Dawn of the New Everything Encounters with Reality and Virtual Reality

2022-02-26 22:23

  • History of VR
    • Ivan Sutherland started the field of computer graphics with his work on SketchPad. In 1965 he proposed a head-mounted display called "the ultimate display"
  • What is VR?
    • Throughout the book Lanier revises a possible definition over and over again.
    • 1: A twenty-first century art form that will weave together the three great twentieth-century arts: cinema, jazz and programming.
      • The promise of VR is producing arbitrary experience - shared between people through conversation. Untethered from the realities of the physical world. This is an idealistic definition
    • 2: A simulated new frontier that can evoke a grandiosity recalling the age of exploration or the wild west
    • 3: Hope for a medium that can convey dreaming
    • 4: The substitution of the interface between a person and the physical environment with an interface to a simulated environment
    • 5: A mirror image of an person's sensory and motor organs, or if you like, an inversion of a person.
      • This definition is so interesting. The hole in a VR world is person shaped - the person who's in the virtual environment. The world wraps around that hole. A revelatory realisation is that when you turn left in a VR headset, the whole virtual world turns right to compensate.

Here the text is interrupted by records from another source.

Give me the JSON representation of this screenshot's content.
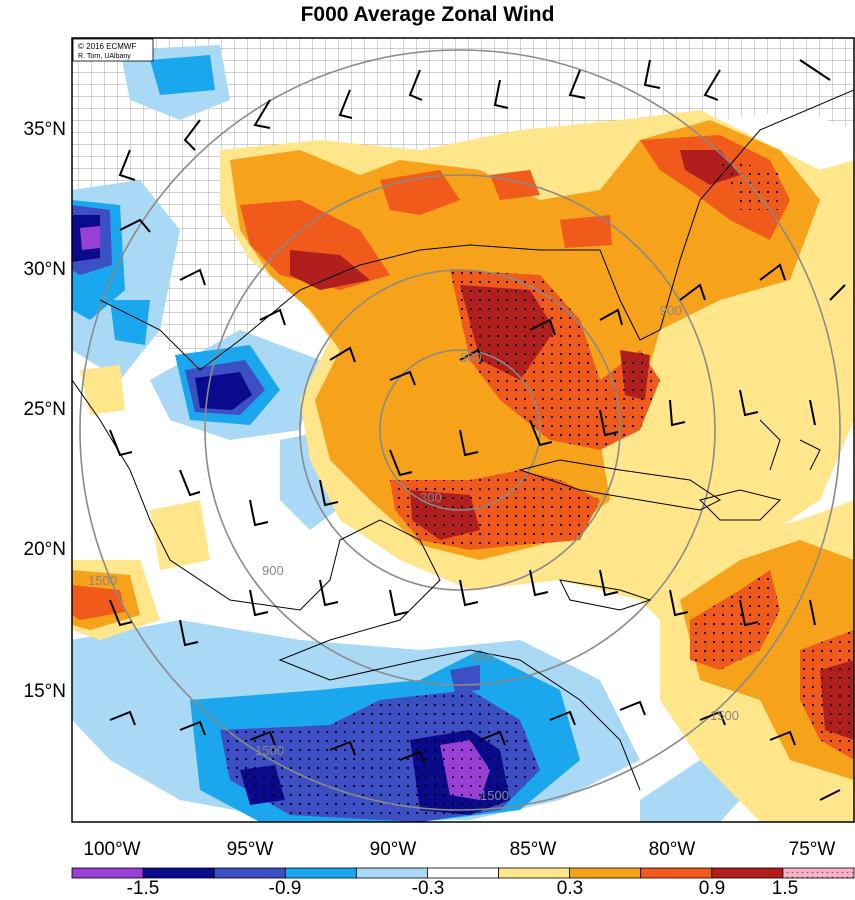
{
  "title": "F000 Average Zonal Wind",
  "credit": {
    "line1": "© 2016 ECMWF",
    "line2": "R. Torn, UAlbany"
  },
  "lat_labels": [
    "35°N",
    "30°N",
    "25°N",
    "20°N",
    "15°N"
  ],
  "lon_labels": [
    "100°W",
    "95°W",
    "90°W",
    "85°W",
    "80°W",
    "75°W"
  ],
  "colorbar": {
    "colors": [
      "#9a3fd6",
      "#0a0a8c",
      "#3d4fc4",
      "#1aa7ee",
      "#a9d9f5",
      "#ffffff",
      "#ffe68a",
      "#f7a21b",
      "#f05a1a",
      "#b01e1e",
      "#f7b6c8"
    ],
    "tick_labels": [
      "-1.5",
      "-0.9",
      "-0.3",
      "0.3",
      "0.9",
      "1.5"
    ]
  },
  "contour_labels": [
    "300",
    "300",
    "900",
    "900",
    "900",
    "1500",
    "1500",
    "1500",
    "1500"
  ]
}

    • 6: An ever growing set of gadgets that work together and match up with human sensory or motor organs. Goggles, gloves, floors that scroll, so you can feel like you're walking far in the virtual world even though you remain in the same physical spot; the list will never end. - The list will never end because virtual reality will never fully 'trick' us into believing it is reality. That's because humans, and how we comprehend reality, is not a fixed point. We will always evolve to better know what is reality and what is not. CGI which looked incredible only 10 years ago now looks dated.
    • 7: A coarser, simulated reality fosters appreciation of the depth of physical reality in comparison. As VR progresses in the future, human perception will be nurtured by it and will learn to find even more depth in physical reality.
    • 8: Technology that rallies the brain to fill in the blanks and cover over the mistakes of a simulator, in order to make a simulated reality seem better than it ought to. - Science is about approach rather than arrival. Two scientific theories can be useful, and produce useful things for humans, but reach a point where they disagree.
    • 9: The investigation of the sensorimotor loop that connects people with their world and the ways it can be tweaked through engineering. The investigation has no end, since people change under investigation. - We do not see like a camera. If we kept still like a camera we wouldn't be able to see. The brain is more like a spy submarine running constant experiments to work out what's in front of us.
    • 10: Reality, from a cognitive point of view, is the brain's expectation of the next moment. In virtual reality, the brain has been persuaded to expect virtual stuff instead of real stuff for a while. - This feels key to that moment when you take the VR headset off and reality seems more vivid for a few moments. Jaron Lanier used to give flowers to people who took the headset off for the first time and they seemed to experience flowers for the first time all over again.
    • 11: VR is the most centrally situated discipline - It connects to science, perception, art, everything...
    • 12: VR is the technology of noticing experience itself
    • 13: The perfect tool for the perfect, perfectly evil Skinner box
  • The great thing about VR is the moment you take it off.
    • VR is a trick. The stereoscopic images make it seem like you're looking at / inhabiting a 3d space. But you're not.
    • I wonder how rudimentarily we can recreate this feeling of 3D space. Also see [[Zeeman's Paradox]]
  • Can you [[See yourself seeing]] in VR?